“O maior desafio do SUS é político”, afirma Jairnilson Paim, em aula aberta na Fiocruz

por
André Bezerra
,
03/05/2016

O Programa de Pós-Graduação em Informação e Comunicação em Saúde (PPGICS) recebeu na manhã de segunda-feira o pesquisador Jairnilson Silva Paim, do Instituto de Saúde Coletiva da Universidade Federal da Bahia (ISC/UFBA), para a palestra “Desafios do Sistema de Saúde Brasileiro”. A atividade marcou o encerramento da disciplina Fundamentos Teóricos da Saúde, Ciência e Tecnologia, ministrada por José Noronha, do Icict/Fiocruz.

Abordando os desafios do SUS a partir de uma perspectiva histórica sobre a complexidade das relações políticas vigentes no país, o convidado fez uma profunda observação sobre os diferentes projetos de saúde pública que se encontram em disputa por diversos grupos sociais e políticos, e detalhou fragilidades e também ataques ao modelo de sistema criado a partir da transição democrática no Brasil.

Paim deu início a sua apresentação relembrando o contexto histórico da reforma sanitária, da qual participou ativamente, e o momento da discussão e criação do Sistema Único de Saúde.

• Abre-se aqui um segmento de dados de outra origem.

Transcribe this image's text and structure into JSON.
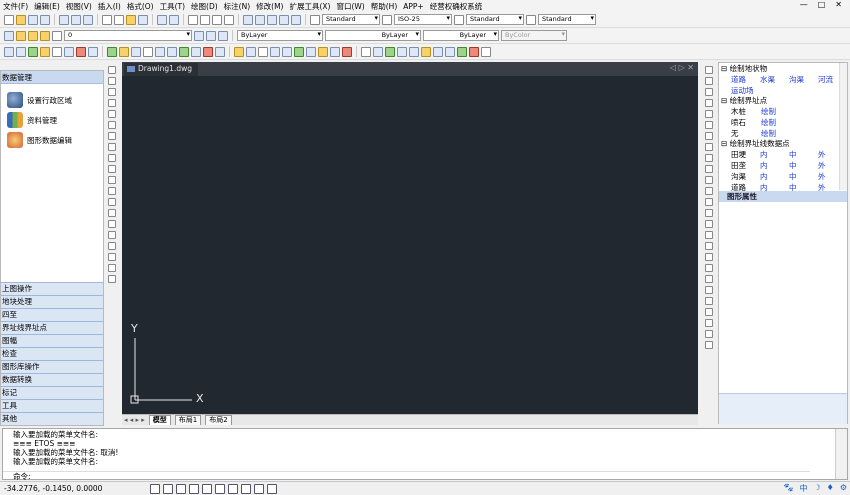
{
  "menu": [
    "文件(F)",
    "编辑(E)",
    "视图(V)",
    "插入(I)",
    "格式(O)",
    "工具(T)",
    "绘图(D)",
    "标注(N)",
    "修改(M)",
    "扩展工具(X)",
    "窗口(W)",
    "帮助(H)",
    "APP+",
    "经营权确权系统"
  ],
  "window_controls": [
    "—",
    "□",
    "✕"
  ],
  "toolbar1": {
    "text_style": "Standard",
    "dim_style": "ISO-25",
    "table_style": "Standard",
    "multileader_style": "Standard"
  },
  "toolbar2": {
    "layer": "0",
    "color": "ByLayer",
    "linetype": "ByLayer",
    "lineweight": "ByLayer",
    "plotstyle": "ByColor"
  },
  "left_panel": {
    "title": "数据管理",
    "items": [
      {
        "label": "设置行政区域",
        "icon": "globe-icon"
      },
      {
        "label": "资料管理",
        "icon": "chart-icon"
      },
      {
        "label": "图形数据编辑",
        "icon": "palette-icon"
      }
    ],
    "categories": [
      "上图操作",
      "地块处理",
      "四至",
      "界址线界址点",
      "图幅",
      "检查",
      "图形库操作",
      "数据转换",
      "标记",
      "工具",
      "其他"
    ]
  },
  "drawing": {
    "tab_title": "Drawing1.dwg",
    "nav": "◁ ▷ ✕",
    "layout_tabs": [
      "模型",
      "布局1",
      "布局2"
    ],
    "ucs_x": "X",
    "ucs_y": "Y"
  },
  "right_panel": {
    "groups": [
      {
        "title": "绘制地状物",
        "rows": [
          [
            "道路",
            "水渠",
            "沟渠",
            "河流"
          ],
          [
            "运动场"
          ]
        ]
      },
      {
        "title": "绘制界址点",
        "rows": [
          [
            "木桩",
            "绘制"
          ],
          [
            "喷石",
            "绘制"
          ],
          [
            "无",
            "绘制"
          ]
        ]
      },
      {
        "title": "绘制界址线数据点",
        "rows": [
          [
            "田埂",
            "内",
            "中",
            "外"
          ],
          [
            "田垄",
            "内",
            "中",
            "外"
          ],
          [
            "沟渠",
            "内",
            "中",
            "外"
          ],
          [
            "道路",
            "内",
            "中",
            "外"
          ]
        ]
      }
    ],
    "properties_title": "图形属性"
  },
  "command": {
    "lines": [
      "输入要加载的菜单文件名:",
      "≡≡≡  ETOS  ≡≡≡",
      "输入要加载的菜单文件名: 取消!",
      "输入要加载的菜单文件名:"
    ],
    "prompt": "命令:"
  },
  "status": {
    "coords": "-34.2776,  -0.1450,  0.0000",
    "right_items": [
      "中",
      "☽",
      "♦",
      "⚙"
    ]
  }
}
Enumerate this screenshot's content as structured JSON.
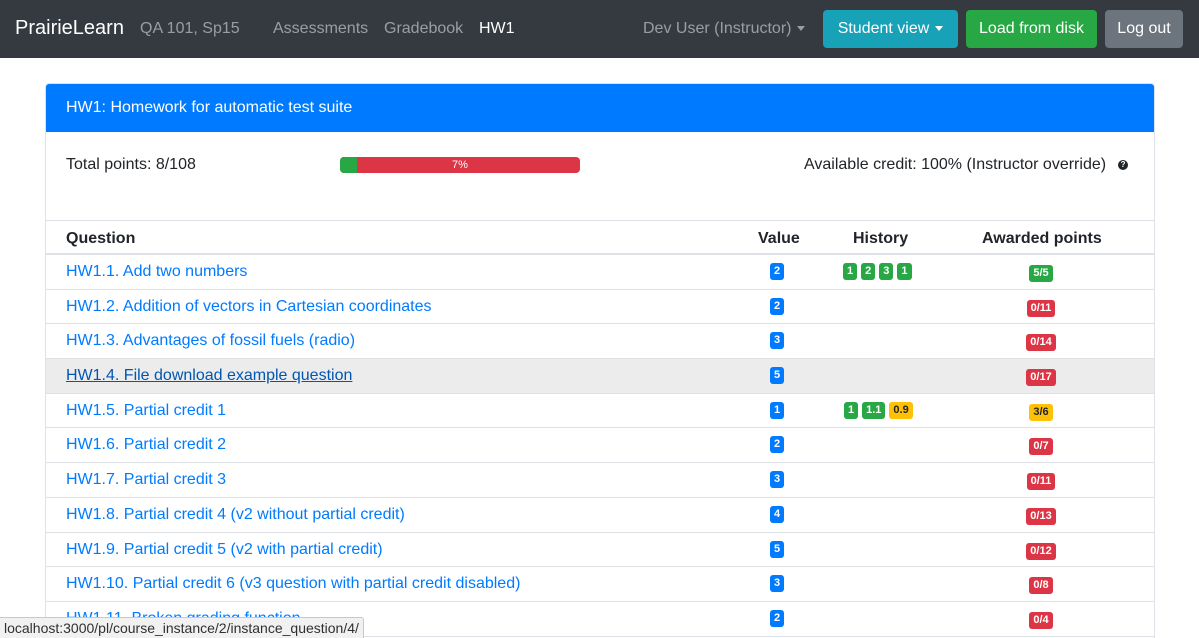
{
  "navbar": {
    "brand": "PrairieLearn",
    "course": "QA 101, Sp15",
    "links": [
      "Assessments",
      "Gradebook",
      "HW1"
    ],
    "user": "Dev User (Instructor)",
    "student_view": "Student view",
    "load_from_disk": "Load from disk",
    "log_out": "Log out"
  },
  "card": {
    "title": "HW1: Homework for automatic test suite",
    "total_points": "Total points: 8/108",
    "progress_percent": 7,
    "progress_label": "7%",
    "available_credit": "Available credit: 100% (Instructor override)",
    "help_glyph": "?"
  },
  "table": {
    "headers": [
      "Question",
      "Value",
      "History",
      "Awarded points"
    ],
    "rows": [
      {
        "title": "HW1.1. Add two numbers",
        "value": "2",
        "history": [
          {
            "v": "1",
            "c": "green"
          },
          {
            "v": "2",
            "c": "green"
          },
          {
            "v": "3",
            "c": "green"
          },
          {
            "v": "1",
            "c": "green"
          }
        ],
        "awarded": "5/5",
        "awarded_color": "green"
      },
      {
        "title": "HW1.2. Addition of vectors in Cartesian coordinates",
        "value": "2",
        "history": [],
        "awarded": "0/11",
        "awarded_color": "red"
      },
      {
        "title": "HW1.3. Advantages of fossil fuels (radio)",
        "value": "3",
        "history": [],
        "awarded": "0/14",
        "awarded_color": "red"
      },
      {
        "title": "HW1.4. File download example question",
        "value": "5",
        "history": [],
        "awarded": "0/17",
        "awarded_color": "red",
        "hover": true
      },
      {
        "title": "HW1.5. Partial credit 1",
        "value": "1",
        "history": [
          {
            "v": "1",
            "c": "green"
          },
          {
            "v": "1.1",
            "c": "green"
          },
          {
            "v": "0.9",
            "c": "yellow"
          }
        ],
        "awarded": "3/6",
        "awarded_color": "yellow"
      },
      {
        "title": "HW1.6. Partial credit 2",
        "value": "2",
        "history": [],
        "awarded": "0/7",
        "awarded_color": "red"
      },
      {
        "title": "HW1.7. Partial credit 3",
        "value": "3",
        "history": [],
        "awarded": "0/11",
        "awarded_color": "red"
      },
      {
        "title": "HW1.8. Partial credit 4 (v2 without partial credit)",
        "value": "4",
        "history": [],
        "awarded": "0/13",
        "awarded_color": "red"
      },
      {
        "title": "HW1.9. Partial credit 5 (v2 with partial credit)",
        "value": "5",
        "history": [],
        "awarded": "0/12",
        "awarded_color": "red"
      },
      {
        "title": "HW1.10. Partial credit 6 (v3 question with partial credit disabled)",
        "value": "3",
        "history": [],
        "awarded": "0/8",
        "awarded_color": "red"
      },
      {
        "title": "HW1.11. Broken grading function",
        "value": "2",
        "history": [],
        "awarded": "0/4",
        "awarded_color": "red"
      }
    ]
  },
  "statusbar": "localhost:3000/pl/course_instance/2/instance_question/4/",
  "colors": {
    "navbar": "#343a40",
    "primary": "#007bff",
    "success": "#28a745",
    "danger": "#dc3545",
    "warning": "#ffc107",
    "info": "#17a2b8",
    "secondary": "#6c757d"
  }
}
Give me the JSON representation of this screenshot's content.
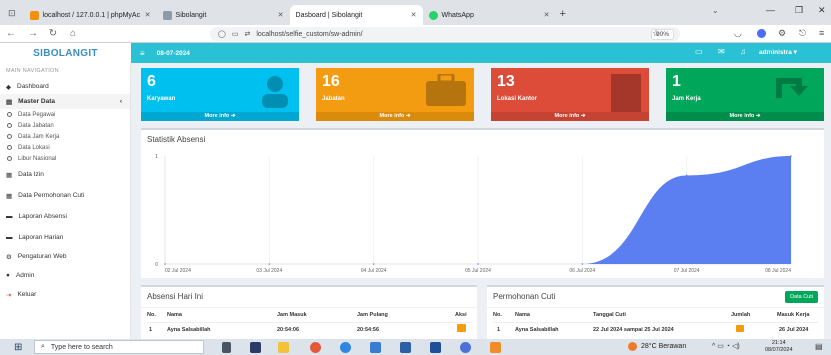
{
  "browser": {
    "tabs": [
      {
        "label": "localhost / 127.0.0.1 | phpMyAc",
        "color": "#f29111"
      },
      {
        "label": "Sibolangit",
        "color": "#8e9aa7"
      },
      {
        "label": "Dasboard | Sibolangit",
        "color": "#ffffff"
      },
      {
        "label": "WhatsApp",
        "color": "#25d366"
      }
    ],
    "url": "localhost/selfie_custom/sw-admin/",
    "zoom": "90%"
  },
  "header": {
    "brand": "SIBOLANGIT",
    "date": "08-07-2024",
    "user": "administra"
  },
  "sidebar": {
    "heading": "MAIN NAVIGATION",
    "items": [
      {
        "label": "Dashboard",
        "icon": "dashboard-icon"
      },
      {
        "label": "Master Data",
        "icon": "database-icon"
      }
    ],
    "sub": [
      "Data Pegawai",
      "Data Jabatan",
      "Data Jam Kerja",
      "Data Lokasi",
      "Libur Nasional"
    ],
    "items2": [
      {
        "label": "Data Izin",
        "icon": "calendar-icon"
      },
      {
        "label": "Data Permohonan Cuti",
        "icon": "calendar-icon"
      },
      {
        "label": "Laporan Absensi",
        "icon": "report-icon"
      },
      {
        "label": "Laporan Harian",
        "icon": "report-icon"
      },
      {
        "label": "Pengaturan Web",
        "icon": "cogs-icon"
      },
      {
        "label": "Admin",
        "icon": "user-icon"
      },
      {
        "label": "Keluar",
        "icon": "signout-icon"
      }
    ]
  },
  "boxes": [
    {
      "num": "6",
      "label": "Karyawan",
      "foot": "More info",
      "color": "#00c0ef",
      "foot_color": "#00a7d0"
    },
    {
      "num": "16",
      "label": "Jabatan",
      "foot": "More info",
      "color": "#f39c12",
      "foot_color": "#db8b0b"
    },
    {
      "num": "13",
      "label": "Lokasi Kantor",
      "foot": "More info",
      "color": "#dd4b39",
      "foot_color": "#c64333"
    },
    {
      "num": "1",
      "label": "Jam Kerja",
      "foot": "More info",
      "color": "#00a65a",
      "foot_color": "#008d4c"
    }
  ],
  "chart_title": "Statistik Absensi",
  "chart_data": {
    "type": "area",
    "title": "Statistik Absensi",
    "x": [
      "02 Jul 2024",
      "03 Jul 2024",
      "04 Jul 2024",
      "05 Jul 2024",
      "06 Jul 2024",
      "07 Jul 2024",
      "08 Jul 2024"
    ],
    "values": [
      0,
      0,
      0,
      0,
      0,
      0.82,
      1
    ],
    "ylim": [
      0,
      1
    ],
    "yticks": [
      "1",
      "0"
    ],
    "color": "#5b7ff0"
  },
  "absensi": {
    "title": "Absensi Hari Ini",
    "headers": [
      "No.",
      "Nama",
      "Jam Masuk",
      "Jam Pulang",
      "Aksi"
    ],
    "rows": [
      [
        "1",
        "Ayna Salsabillah",
        "20:54:06",
        "20:54:56"
      ]
    ]
  },
  "cuti": {
    "title": "Permohonan Cuti",
    "button": "Data Cuti",
    "headers": [
      "No.",
      "Nama",
      "Tanggal Cuti",
      "Jumlah",
      "Masuk Kerja"
    ],
    "rows": [
      [
        "1",
        "Ayna Salsabillah",
        "22 Jul 2024 sampai 25 Jul 2024",
        "",
        "26 Jul 2024"
      ]
    ]
  },
  "taskbar": {
    "search": "Type here to search",
    "weather": "28°C  Berawan",
    "time": "21:14",
    "date": "08/07/2024"
  }
}
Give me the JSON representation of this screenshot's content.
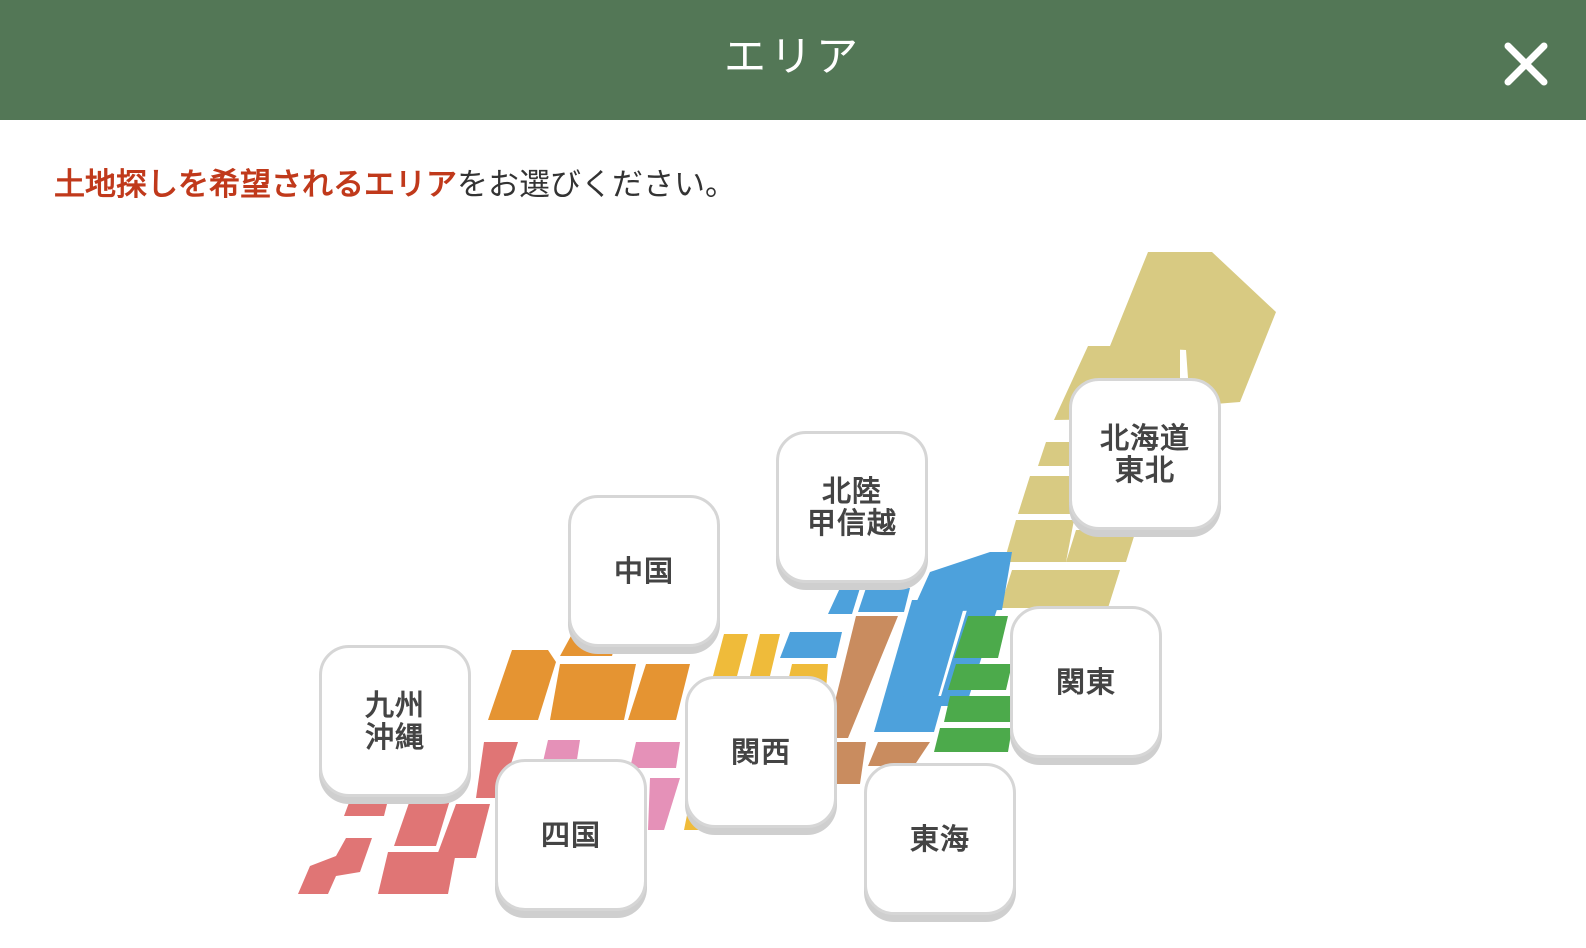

Ele descreveu a diversidade de atores que coletivamente contribuíram com ideias e se mobilizaram pelo projeto de democratização da saúde.

Ao citar o livro de sua autoria “A reforma sanitária brasileira”, explicou que na época de sua pesquisa, a partir de 2006, se perguntava porque a reforma não realizou plenamente seus objetivos. “Hoje, talvez eu convidasse vocês, que estão fazendo pesquisa, a responder a pergunta inversa: por que, apesar de tudo, nós conseguimos fazer tanta coisa?”, questionou, ao enumerar vitórias do SUS, como a marca de mais de 3,5 bilhões de atendimentos anuais, referência em termos de transplantes no mundo, mais de 50% da população vinculada aos programas de Saúde da Família, a vigilância epidemiológica, dentre outras.

Cenário restritivo

Após delimitar características conceituais e práticas do sistema, incluindo gestão e financiamento, o pesquisador prosseguiu a uma análise de conjuntura do SUS. Para ele, o sistema vive diante de cenários restritivos, que pioraram a partir de 2008, quando, para o autor, a questão da saúde e do bem-estar social passou a sofrer ofensivas do capital, por todo o mundo.

(Fotos: Raquel Portugal - Multimeios/Fiocruz)

Segundo ele, os três poderes produziram ataques que dificultaram o estabelecimento do SUS conforme seu projeto inicial. “Historicamente, tanto executivo, o legislativo e o judiciário atuam contra o SUS, na contramão da Constituição cidadã e da legalidade constituída”, afirmou, citando como exemplos a extinção da CPMF pelo Congresso, em 2007, e decisões judiciais favoráveis a entidades de saúde suplementar, como os planos de saúde particulares.

Nesse contexto restritivo, Paim destacou uma lista de doze ataques recentes ao direito à saúde no Brasil, incluindo a abertura do setor ao capital estrangeiro, propostas de desvinculação de receitas nas esferas federal, estaduais e municipais, a expansão do modelo de gestão baseada em organizações sociais (OS), além de agendas neoliberais em ascensão.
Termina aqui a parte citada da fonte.